Excavating the dug and re-covered nest, Sue harvested four pink and perfect painted eggs which had been laid by this young mother turtle.  Rufus proudly protected her discovery.

Second Painted Nester and Six Eggs

About a hundred feet further into the wetlands, Sue noticed a larger female, resting in exhaustion after her nesting feat.  Don excavated the nest and recovered six pink painted eggs.

A Perfect Ten — Eggsactly

At the close of our afternoon rounds, we returned to Turtle Journal headquarters with ten perfect painted eggs, which we secured under a predator excluder to incubate in safety.

Dinosaur (A.K.A. Turtle) Nesting Kicks Off

Friday, May 24th, 2013

Medium Sized Snapping Turtle After Nesting

As predicted by yesterday’s post with the appearance of a blooming lady slipper, turtle nesting snapped into high gear this morning on the SouthCoast.  Dinosaur-like snappers, gaudy painted turtles and dainty spotted turtles laid nests in rain-softened soil.
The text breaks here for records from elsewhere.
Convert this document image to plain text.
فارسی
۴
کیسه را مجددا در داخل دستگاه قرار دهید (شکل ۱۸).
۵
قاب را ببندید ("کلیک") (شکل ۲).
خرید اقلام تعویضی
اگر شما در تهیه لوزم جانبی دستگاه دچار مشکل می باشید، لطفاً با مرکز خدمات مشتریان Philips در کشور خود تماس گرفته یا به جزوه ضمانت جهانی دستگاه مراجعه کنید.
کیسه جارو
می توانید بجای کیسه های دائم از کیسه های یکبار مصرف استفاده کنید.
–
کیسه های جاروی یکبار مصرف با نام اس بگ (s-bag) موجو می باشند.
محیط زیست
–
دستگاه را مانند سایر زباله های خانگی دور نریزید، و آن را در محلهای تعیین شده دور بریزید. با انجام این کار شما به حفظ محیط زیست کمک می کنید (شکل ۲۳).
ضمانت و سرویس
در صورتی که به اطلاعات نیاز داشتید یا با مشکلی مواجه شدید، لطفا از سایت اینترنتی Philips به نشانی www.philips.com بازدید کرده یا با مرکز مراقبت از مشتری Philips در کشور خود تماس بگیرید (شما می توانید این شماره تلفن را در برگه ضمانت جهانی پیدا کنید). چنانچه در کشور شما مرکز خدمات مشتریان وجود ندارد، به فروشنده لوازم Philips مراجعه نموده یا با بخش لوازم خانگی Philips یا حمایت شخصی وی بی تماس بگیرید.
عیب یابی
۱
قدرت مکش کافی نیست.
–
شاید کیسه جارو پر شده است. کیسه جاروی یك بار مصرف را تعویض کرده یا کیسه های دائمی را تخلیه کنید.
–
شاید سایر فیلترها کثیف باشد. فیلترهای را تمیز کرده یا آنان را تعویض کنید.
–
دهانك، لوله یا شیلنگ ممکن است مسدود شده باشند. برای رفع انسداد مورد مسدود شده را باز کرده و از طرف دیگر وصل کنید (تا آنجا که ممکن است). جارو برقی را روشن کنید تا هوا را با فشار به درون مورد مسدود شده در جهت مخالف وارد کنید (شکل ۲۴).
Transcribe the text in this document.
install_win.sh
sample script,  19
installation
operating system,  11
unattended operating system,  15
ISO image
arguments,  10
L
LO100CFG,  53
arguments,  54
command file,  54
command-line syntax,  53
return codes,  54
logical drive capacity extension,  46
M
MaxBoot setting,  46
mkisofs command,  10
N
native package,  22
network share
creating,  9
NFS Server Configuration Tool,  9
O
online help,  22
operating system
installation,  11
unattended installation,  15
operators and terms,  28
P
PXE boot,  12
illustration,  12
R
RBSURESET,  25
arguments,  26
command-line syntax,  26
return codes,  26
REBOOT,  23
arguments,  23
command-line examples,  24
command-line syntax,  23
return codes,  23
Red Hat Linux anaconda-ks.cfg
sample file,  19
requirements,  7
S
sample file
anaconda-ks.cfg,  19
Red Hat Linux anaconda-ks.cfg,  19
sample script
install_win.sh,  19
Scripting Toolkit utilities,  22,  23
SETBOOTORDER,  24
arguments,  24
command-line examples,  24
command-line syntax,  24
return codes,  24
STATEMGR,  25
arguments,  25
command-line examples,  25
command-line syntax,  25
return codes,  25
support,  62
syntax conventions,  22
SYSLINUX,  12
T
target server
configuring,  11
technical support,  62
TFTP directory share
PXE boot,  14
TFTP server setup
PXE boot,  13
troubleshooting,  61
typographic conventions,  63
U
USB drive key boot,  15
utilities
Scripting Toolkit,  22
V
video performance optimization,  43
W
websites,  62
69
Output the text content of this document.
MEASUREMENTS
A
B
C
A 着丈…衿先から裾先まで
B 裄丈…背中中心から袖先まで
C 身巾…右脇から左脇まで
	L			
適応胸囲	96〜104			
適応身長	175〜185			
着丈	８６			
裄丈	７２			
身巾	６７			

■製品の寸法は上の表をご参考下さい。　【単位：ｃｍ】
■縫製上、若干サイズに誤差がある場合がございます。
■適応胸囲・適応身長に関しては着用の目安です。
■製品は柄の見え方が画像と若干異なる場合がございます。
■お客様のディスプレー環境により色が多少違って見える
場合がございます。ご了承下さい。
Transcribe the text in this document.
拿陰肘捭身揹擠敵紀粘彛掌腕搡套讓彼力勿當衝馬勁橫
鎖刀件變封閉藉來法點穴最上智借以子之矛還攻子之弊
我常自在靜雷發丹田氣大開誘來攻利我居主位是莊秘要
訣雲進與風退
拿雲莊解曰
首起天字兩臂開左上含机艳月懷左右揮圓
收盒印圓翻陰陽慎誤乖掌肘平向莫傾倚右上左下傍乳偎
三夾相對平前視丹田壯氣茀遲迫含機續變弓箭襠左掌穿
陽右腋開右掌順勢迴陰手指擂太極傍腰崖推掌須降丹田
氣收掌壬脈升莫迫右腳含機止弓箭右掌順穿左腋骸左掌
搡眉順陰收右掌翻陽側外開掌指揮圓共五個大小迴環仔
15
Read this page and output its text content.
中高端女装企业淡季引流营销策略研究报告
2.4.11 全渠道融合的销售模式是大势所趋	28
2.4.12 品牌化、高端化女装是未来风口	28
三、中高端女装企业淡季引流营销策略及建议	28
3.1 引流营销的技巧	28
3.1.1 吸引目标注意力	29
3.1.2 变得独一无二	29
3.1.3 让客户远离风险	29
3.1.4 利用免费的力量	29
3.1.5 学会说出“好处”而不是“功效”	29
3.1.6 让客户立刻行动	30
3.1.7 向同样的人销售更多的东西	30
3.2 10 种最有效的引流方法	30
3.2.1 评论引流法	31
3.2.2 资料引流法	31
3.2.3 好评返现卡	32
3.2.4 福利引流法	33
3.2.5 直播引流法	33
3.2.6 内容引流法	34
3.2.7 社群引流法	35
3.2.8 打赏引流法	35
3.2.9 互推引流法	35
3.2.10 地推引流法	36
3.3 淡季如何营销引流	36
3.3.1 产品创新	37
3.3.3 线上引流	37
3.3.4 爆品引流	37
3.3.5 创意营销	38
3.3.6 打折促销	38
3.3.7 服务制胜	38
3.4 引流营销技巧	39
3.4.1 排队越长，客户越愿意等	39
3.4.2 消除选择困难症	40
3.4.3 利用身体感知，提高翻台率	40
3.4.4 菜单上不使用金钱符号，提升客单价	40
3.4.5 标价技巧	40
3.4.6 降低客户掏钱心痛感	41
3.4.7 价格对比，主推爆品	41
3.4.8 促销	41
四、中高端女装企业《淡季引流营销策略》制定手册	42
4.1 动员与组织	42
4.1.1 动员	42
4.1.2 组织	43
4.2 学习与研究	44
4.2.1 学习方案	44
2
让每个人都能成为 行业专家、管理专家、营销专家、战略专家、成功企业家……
Rufus Guards Nesting Snapper

As Turtle Journal’s Sue Wieber Nourse and Rufus patrolled local wetlands, they encountered a medium sized snapping turtle nesting on a pile of muddy dirt.  Rufus assumed her guard position to assure the turtle remained undisturbed through the nesting process.

Prehistoric Dinosaur-Like Snapping Turtle Tail

We remain awed by primitive snappers, their Jurassic tails, steely claws and cold-blooded stare.  What sweethearts! 

Rufus Examines Painted Turtle and Abandoned Nest

Earlier in these wetland rounds, Sue and Rufus discovered a painted turtle that had just crawled away from an abandoned “false” nest.

Young Female Spotted Turtle on Nesting Run

And later in the morning, Don Lewis encountered a tiny, nine-year-old female spotted crawling along a wetland roadway on a nesting run.  The storm front that beset the SouthCoast of Massachusetts this pre-Memorial week brought out three turtle species to kick off the nesting season.

Lady Slipper Presages Turtle Nesting

Thursday, May 23rd, 2013

Pink Lady Slipper in SouthCoast Woodlands

When lady slippers bloom in SouthCoast woodlands, turtle nesting is imminent.  This morning we spotted a beautiful flower blossoming in Marion’s Washburn Park.

Pink Landy Slipper

With lady slippers in bloom, the next burst of heat, steamy sunshine or booming thunderstorms will serve as a “Green Flag”  for momma turtles to begin the mad dash to nest.  Ladies, start your engines!

Oystercatchers in Sippican Harbor

Tuesday, May 21st, 2013

American Oystercatcher “W5″ in Sippican Head of Harbor

While kayaking in Head of Sippican Harbor on Tuesday, the Turtle Journal team observed a pair of American oystercatchers foraging the low-tide-drained mudflats.

American Oystercatcher “W5” in Sippican Harbor

With closeup images of one of the pair, we confirmed a “W5” band.

American Oystercatcher “W5” Foraging in Sippican Harbor

“W5” struck a bell and a quick check of our records confirmed that we had documented this same bird nesting on Gravel Island in Sippican Harbor in 2010.  Earlier sightings of American oystercatchers on the SouthCoast can be seen in the Turtle Journal story:  American Oystercatchers on the South Coast of Massachusetts.